Bid to wrest NewsDay title hits snag


Attempts by two publishers David Masunda and David Ndoro to wrest the NewsDay trade name from publishers Alpha Media Holdings (AMH), have hit a snag after it emerged that the pair wanted to be paid $150 000 for use of the title of a newspaper that went under 15 years ago.

Masunda and Ndoro, who had earlier threatened legal action against AMH for the use of the name NewsDay, changed course and tried to sell the trademark to the publishing company.

Lawyers representing AMH say the continued threats by Masunda and Ndoro were tantamount to “extortion and fraud”.

The lawyers, Atherstone & Cook, wrote to the reporters’ lawyers Donsa-Nkomo & Mutangi on Monday last week clearly explaining the position regarding the registration of NewsDay.

In response to a letter by Donsa-Nkomo and Mutangi, the AMH lawyers said NewsDay was now a registered trademark under the Trademark Act and the newspaper was issued with a certificate of registration.

The lawyers attacked Ndoro for trying to sell something he did not own.

“It is obvious to us that your client (Ndoro) is simply trying to make a fast buck by bringing a
false claim based on false allegations,” AMH lawyers said. “This is patently apparent by your client’s proposal to sell the name NewsDay for $150 000. If your client really had any rights to the name, why would your client want to sell it?” AMH lawyers queried.

“Your client does not own the name and, therefore, has no right whatsoever to sell it. In fact, this claim appears to be totally fraudulent more particularly because of the allegations made.

“Your client is attempting to sell to our client what (he) does not own, whilst defaming our client. To be frank, our client considers this as an attempt to extort money.”

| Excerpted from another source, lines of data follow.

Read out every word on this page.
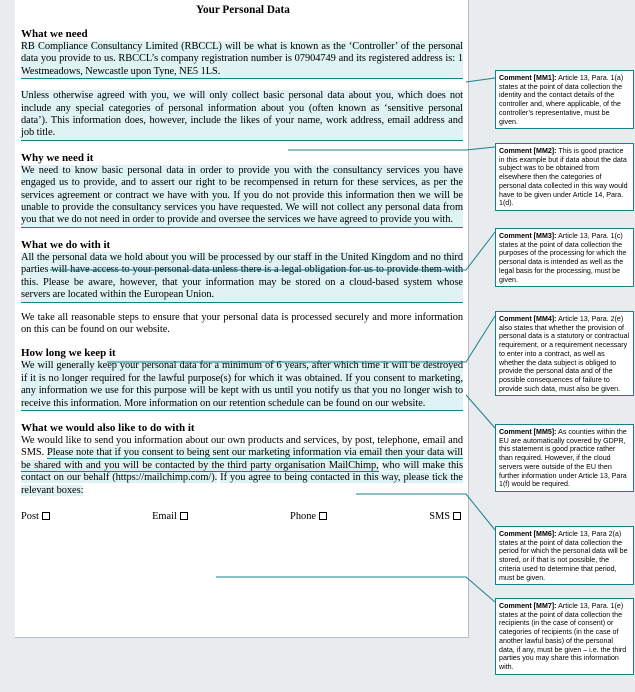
Your Personal Data
What we need
RB Compliance Consultancy Limited (RBCCL) will be what is known as the ‘Controller’ of the personal data you provide to us. RBCCL’s company registration number is 07904749 and its registered address is: 1 Westmeadows, Newcastle upon Tyne, NE5 1LS.
Unless otherwise agreed with you, we will only collect basic personal data about you, which does not include any special categories of personal information about you (often known as ‘sensitive personal data’). This information does, however, include the likes of your name, work address, email address and job title.
Why we need it
We need to know basic personal data in order to provide you with the consultancy services you have engaged us to provide, and to assert our right to be recompensed in return for these services, as per the services agreement or contract we have with you. If you do not provide this information then we will be unable to provide the consultancy services you have requested. We will not collect any personal data from you that we do not need in order to provide and oversee the services we have agreed to provide you with.
What we do with it
All the personal data we hold about you will be processed by our staff in the United Kingdom and no third parties will have access to your personal data unless there is a legal obligation for us to provide them with this. Please be aware, however, that your information may be stored on a cloud-based system whose servers are located within the European Union.
We take all reasonable steps to ensure that your personal data is processed securely and more information on this can be found on our website.
How long we keep it
We will generally keep your personal data for a minimum of 6 years, after which time it will be destroyed if it is no longer required for the lawful purpose(s) for which it was obtained. If you consent to marketing, any information we use for this purpose will be kept with us until you notify us that you no longer wish to receive this information. More information on our retention schedule can be found on our website.
What we would also like to do with it
We would like to send you information about our own products and services, by post, telephone, email and SMS. Please note that if you consent to being sent our marketing information via email then your data will be shared with and you will be contacted by the third party organisation MailChimp, who will make this contact on our behalf (https://mailchimp.com/). If you agree to being contacted in this way, please tick the relevant boxes:
Post	Email	Phone	SMS
Comment [MM1]: Article 13, Para. 1(a) states at the point of data collection the identity and the contact details of the controller and, where applicable, of the controller’s representative, must be given.
Comment [MM2]: This is good practice in this example but if data about the data subject was to be obtained from elsewhere then the categories of personal data collected in this way would have to be given under Article 14, Para. 1(d).
Comment [MM3]: Article 13, Para. 1(c) states at the point of data collection the purposes of the processing for which the personal data is intended as well as the legal basis for the processing, must be given.
Comment [MM4]: Article 13, Para. 2(e) also states that whether the provision of personal data is a statutory or contractual requirement, or a requirement necessary to enter into a contract, as well as whether the data subject is obliged to provide the personal data and of the possible consequences of failure to provide such data, must also be given.
Comment [MM5]: As counties within the EU are automatically covered by GDPR, this statement is good practice rather than required. However, if the cloud servers were outside of the EU then further information under Article 13, Para 1(f) would be required.
Comment [MM6]: Article 13, Para 2(a) states at the point of data collection the period for which the personal data will be stored, or if that is not possible, the criteria used to determine that period, must be given.
Comment [MM7]: Article 13, Para. 1(e) states at the point of data collection the recipients (in the case of consent) or categories of recipients (in the case of another lawful basis) of the personal data, if any, must be given – i.e. the third parties you may share this information with.
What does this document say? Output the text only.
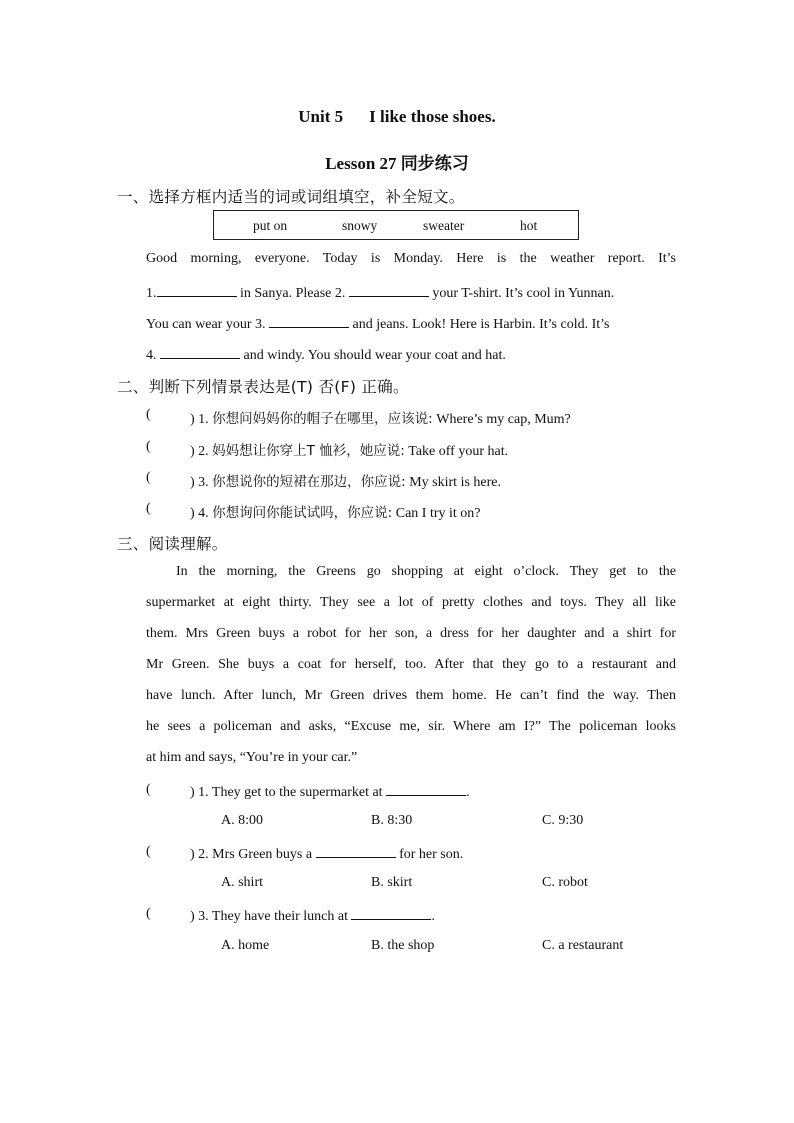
Unit 5 I like those shoes.
Lesson 27 同步练习
一、选择方框内适当的词或词组填空，补全短文。
put on	snowy	sweater	hot
Good morning, everyone. Today is Monday. Here is the weather report. It’s
1.	in Sanya. Please 2.	your T-shirt. It’s cool in Yunnan.
You can wear your 3.	and jeans. Look! Here is Harbin. It’s cold. It’s
4.	and windy. You should wear your coat and hat.
二、判断下列情景表达是(T) 否(F) 正确。
(	) 1. 你想问妈妈你的帽子在哪里，应该说: Where’s my cap, Mum?
(	) 2. 妈妈想让你穿上T 恤衫，她应说: Take off your hat.
(	) 3. 你想说你的短裙在那边，你应说: My skirt is here.
(	) 4. 你想询问你能试试吗，你应说: Can I try it on?
三、阅读理解。
In the morning, the Greens go shopping at eight o’clock. They get to the
supermarket at eight thirty. They see a lot of pretty clothes and toys. They all like
them. Mrs Green buys a robot for her son, a dress for her daughter and a shirt for
Mr Green. She buys a coat for herself, too. After that they go to a restaurant and
have lunch. After lunch, Mr Green drives them home. He can’t find the way. Then
he sees a policeman and asks, “Excuse me, sir. Where am I?” The policeman looks
at him and says, “You’re in your car.”
(	) 1. They get to the supermarket at	.
A. 8:00	B. 8:30	C. 9:30
(	) 2. Mrs Green buys a	for her son.
A. shirt	B. skirt	C. robot
(	) 3. They have their lunch at	.
A. home	B. the shop	C. a restaurant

As regards the question of registration, AMH lawyers said the name was legally registered and the holding company had legal rights to sue anyone attempting to use it.

“The name has been registered by the Zimbabwe Media Commission as the title of our client’s newspaper and our client is entitled to publish in this name, and is actually publishing in this name,” Atherstone & Cook said.

However, Ndoro claims he has exclusive rights to the use of the name NewsDay that he never registered while publishing his now defunct weekly paper in 1995.

Ndoro’s lawyers in correspondence with AMH confirmed that before 2002, there was no legal framework for registration of newspapers and, as such, no one could claim the right to a name which was not legally registered.

“With regard to registration of titles in 1995, you appreciate that prior to the advent of the Access to Information and Protection of Privacy Act in 2002, there was no legal framework for the registration of newspapers,” Ndoro said.

Ndoro, through his lawyers, further claimed that the environment was now conducive to resume publishing and that their client was seeking investors to resuscitate the publication of the newspaper.

But AMH say Ndoro wants to take advantage of having used the name NewsDay before but omitted to mention that he never registered it and has no capacity to publish a newspaper.

“Your client does not have the resources to publish a newspaper, (and) incidentally, we would have thought that 1995 was a more conducive environment than today,” AMH countered.